Personal information
- Born: August 27, 1998 (age 27) Buffalo, New York, US
- Listed height: 6 ft 5 in (1.96 m)

Career information
- High school: Cheektowaga Central (2013–2017); SPIRE Institute (2017–2018);
- College: St. Bonaventure (2018–2022); Alabama (2022–2023);
- NBA draft: 2023: undrafted
- Playing career: 2023–present

Career history
- 2023: UBSC Graz
- 2024: Buffalo eXtreme
- 2024: Montréal Toundra
- 2024–2025: KW Titans
- 2025: Team FOG Næstved
- 2026: Windsor Express
- 2026–present: KW Titans

Career highlights
- NIT All-Tournament Team (2022); WNY Player of the Year (2017);

= Dominick Welch =

American basketball player and rapper (born 1998)

Dominick Welch (born August 27, 1998) is an American professional basketball player who plays for the KW Titans of Basketball Super League. He played college basketball for St. Bonaventure University and later the University of Alabama.

Welch is also a rapper who writes and records music as Domo D.

==History==

===High school career===

Dominick Welch was born in Buffalo, New York to Brandon and Angelo Welch.

Welch was promoted to the varsity team at Cheektowaga Central High School in eighth grade, leading them to their first-ever Section VI championship. Following his senior campaign in 2017, he was named Buffalo News Player of the Year. He set the all-time record for scoring in Western New York, accumulating 2,376 points in his high school career.

Welch spent a year at SPIRE Institute in Geneva, Ohio, leading his prep school team to a 24–8 record. After a run in the national playoffs, he was named Power-5 Prep Conference Player of the Year.

===Collegiate career===

Welch committed to St. Bonaventure University in April 2018. He played in 110 games over four seasons, and was named team captain. In his senior season, he was awarded 2022 NIT All-Tournament honors after leading his team to the semifinals.

After graduating from St. Bonaventure with a degree in video production, Welch entered the transfer portal and was signed by the University of Alabama as a graduate student in May 2022. Following the 2022 Buffalo shooting, Welch insisted on changing his jersey number from #1 to #10 in honor of the ten victims who lost their lives.

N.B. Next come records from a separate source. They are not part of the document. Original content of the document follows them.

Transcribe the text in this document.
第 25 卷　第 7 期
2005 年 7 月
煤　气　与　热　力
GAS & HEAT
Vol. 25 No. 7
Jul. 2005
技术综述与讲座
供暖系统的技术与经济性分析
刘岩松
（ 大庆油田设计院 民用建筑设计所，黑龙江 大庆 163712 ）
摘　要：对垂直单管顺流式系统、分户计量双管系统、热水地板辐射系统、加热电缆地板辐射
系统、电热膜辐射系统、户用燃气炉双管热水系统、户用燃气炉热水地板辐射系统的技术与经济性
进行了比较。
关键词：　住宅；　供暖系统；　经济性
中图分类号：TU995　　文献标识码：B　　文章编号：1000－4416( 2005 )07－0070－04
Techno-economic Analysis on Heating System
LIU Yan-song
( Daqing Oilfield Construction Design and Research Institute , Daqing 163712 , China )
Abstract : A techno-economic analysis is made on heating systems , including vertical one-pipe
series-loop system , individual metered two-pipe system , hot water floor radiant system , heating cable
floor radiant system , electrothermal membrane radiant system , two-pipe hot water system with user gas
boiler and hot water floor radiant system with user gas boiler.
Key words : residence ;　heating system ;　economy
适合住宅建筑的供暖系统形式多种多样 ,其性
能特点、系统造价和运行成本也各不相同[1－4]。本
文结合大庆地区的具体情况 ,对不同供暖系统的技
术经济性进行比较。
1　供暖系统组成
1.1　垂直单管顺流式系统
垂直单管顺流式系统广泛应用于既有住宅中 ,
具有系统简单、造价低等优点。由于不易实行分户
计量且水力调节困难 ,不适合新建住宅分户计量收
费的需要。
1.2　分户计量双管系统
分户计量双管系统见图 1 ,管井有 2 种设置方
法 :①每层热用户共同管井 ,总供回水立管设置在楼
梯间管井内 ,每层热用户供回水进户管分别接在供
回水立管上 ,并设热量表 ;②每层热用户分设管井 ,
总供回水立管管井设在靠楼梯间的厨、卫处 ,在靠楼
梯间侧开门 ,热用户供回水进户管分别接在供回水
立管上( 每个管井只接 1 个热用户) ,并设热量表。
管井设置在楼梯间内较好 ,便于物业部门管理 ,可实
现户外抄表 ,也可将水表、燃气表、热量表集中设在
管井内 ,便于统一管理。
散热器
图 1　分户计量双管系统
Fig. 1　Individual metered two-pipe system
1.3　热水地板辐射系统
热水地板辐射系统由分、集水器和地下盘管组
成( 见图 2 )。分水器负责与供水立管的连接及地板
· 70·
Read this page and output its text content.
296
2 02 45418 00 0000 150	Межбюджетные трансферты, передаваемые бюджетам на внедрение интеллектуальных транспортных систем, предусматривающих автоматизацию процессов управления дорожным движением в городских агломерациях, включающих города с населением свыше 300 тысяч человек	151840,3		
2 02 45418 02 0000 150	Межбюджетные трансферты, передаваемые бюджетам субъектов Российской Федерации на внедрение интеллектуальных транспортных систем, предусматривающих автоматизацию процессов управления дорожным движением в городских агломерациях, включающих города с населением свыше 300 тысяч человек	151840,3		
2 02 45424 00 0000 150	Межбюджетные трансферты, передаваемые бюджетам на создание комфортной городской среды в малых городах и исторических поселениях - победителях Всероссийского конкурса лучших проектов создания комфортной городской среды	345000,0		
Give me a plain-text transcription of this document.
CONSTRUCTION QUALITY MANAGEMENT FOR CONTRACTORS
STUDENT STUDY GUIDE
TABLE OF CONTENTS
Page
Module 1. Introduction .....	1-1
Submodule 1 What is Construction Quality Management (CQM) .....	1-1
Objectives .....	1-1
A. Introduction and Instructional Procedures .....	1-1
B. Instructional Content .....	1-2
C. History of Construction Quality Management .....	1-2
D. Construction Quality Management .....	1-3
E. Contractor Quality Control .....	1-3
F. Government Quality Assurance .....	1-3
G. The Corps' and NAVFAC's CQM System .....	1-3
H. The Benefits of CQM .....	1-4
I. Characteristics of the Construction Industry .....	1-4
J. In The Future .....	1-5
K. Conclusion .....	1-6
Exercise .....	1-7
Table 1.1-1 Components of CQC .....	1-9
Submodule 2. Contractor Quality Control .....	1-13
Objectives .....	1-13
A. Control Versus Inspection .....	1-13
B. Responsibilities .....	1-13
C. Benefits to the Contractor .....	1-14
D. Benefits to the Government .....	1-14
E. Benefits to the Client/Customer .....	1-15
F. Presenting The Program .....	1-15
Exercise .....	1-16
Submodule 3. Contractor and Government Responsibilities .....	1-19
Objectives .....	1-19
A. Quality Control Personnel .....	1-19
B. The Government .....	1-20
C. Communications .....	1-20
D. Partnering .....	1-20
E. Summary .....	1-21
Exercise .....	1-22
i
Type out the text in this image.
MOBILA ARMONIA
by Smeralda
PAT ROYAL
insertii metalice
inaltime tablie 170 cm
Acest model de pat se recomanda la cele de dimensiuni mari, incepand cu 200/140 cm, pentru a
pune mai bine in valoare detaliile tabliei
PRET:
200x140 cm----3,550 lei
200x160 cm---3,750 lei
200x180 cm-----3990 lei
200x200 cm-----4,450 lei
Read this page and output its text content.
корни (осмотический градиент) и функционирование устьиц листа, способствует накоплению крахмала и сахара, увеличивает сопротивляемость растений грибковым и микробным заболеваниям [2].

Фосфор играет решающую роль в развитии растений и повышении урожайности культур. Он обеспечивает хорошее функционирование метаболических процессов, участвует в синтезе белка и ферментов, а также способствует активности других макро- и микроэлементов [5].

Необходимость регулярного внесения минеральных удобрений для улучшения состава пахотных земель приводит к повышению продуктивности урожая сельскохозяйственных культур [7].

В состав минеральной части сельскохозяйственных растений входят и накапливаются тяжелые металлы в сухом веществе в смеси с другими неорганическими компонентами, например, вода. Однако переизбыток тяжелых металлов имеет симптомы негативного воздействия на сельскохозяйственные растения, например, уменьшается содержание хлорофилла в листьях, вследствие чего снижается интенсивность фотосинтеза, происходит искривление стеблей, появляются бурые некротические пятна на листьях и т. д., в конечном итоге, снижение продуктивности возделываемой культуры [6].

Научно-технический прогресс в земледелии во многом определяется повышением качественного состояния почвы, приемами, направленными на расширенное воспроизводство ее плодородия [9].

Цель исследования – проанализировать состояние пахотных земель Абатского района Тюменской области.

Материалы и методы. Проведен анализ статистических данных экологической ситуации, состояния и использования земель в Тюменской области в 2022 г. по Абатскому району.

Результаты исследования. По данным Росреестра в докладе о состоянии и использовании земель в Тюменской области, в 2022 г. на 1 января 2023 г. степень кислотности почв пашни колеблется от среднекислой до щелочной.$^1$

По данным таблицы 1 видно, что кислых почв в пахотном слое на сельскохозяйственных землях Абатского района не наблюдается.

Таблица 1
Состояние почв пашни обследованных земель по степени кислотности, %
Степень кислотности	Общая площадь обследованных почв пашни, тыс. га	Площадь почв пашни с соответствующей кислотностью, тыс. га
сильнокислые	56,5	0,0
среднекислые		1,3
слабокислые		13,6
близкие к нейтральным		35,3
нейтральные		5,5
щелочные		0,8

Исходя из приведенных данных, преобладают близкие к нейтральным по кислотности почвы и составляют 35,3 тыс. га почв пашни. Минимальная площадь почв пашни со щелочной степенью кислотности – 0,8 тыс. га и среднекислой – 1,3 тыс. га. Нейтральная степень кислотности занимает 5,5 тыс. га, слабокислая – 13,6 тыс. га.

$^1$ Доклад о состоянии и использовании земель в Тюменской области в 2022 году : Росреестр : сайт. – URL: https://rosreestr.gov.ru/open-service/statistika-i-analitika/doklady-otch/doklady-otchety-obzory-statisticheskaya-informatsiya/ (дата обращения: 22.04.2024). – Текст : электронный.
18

His 2022–23 season with Alabama was plagued by injuries, but he saw action in 20 games.

===Professional career===

Welch went undrafted in the 2023 NBA draft, and started his professional career by signing with UBSC Graz in August 2023.

He tried out for the Memphis Hustle of the NBA G League in October 2023, but was waived.

Welch was signed by the Buffalo eXtreme of the American Basketball Association (ABA) in January 2024, averaging 30.3 points in his three games with the team.

He was signed by the Montréal Toundra of the Basketball Super League (BSL) in February 2024, averaging 14.1 points per game.

Welch was signed by the KW Titans of the Basketball Super League (BSL) in October 2024.

He played thirteen games for Team FOG Næstved of Basketligaen before being released by the team in December 2025.

Welch signed for the Windsor Express of the Basketball Super League (BSL), where he played two games before being released in March 2026.

He was signed by the KW Titans of the Basketball Super League (BSL) in March 2026.

==Personal life==

Welch has written and recorded music under the alias of Domo D since 2019.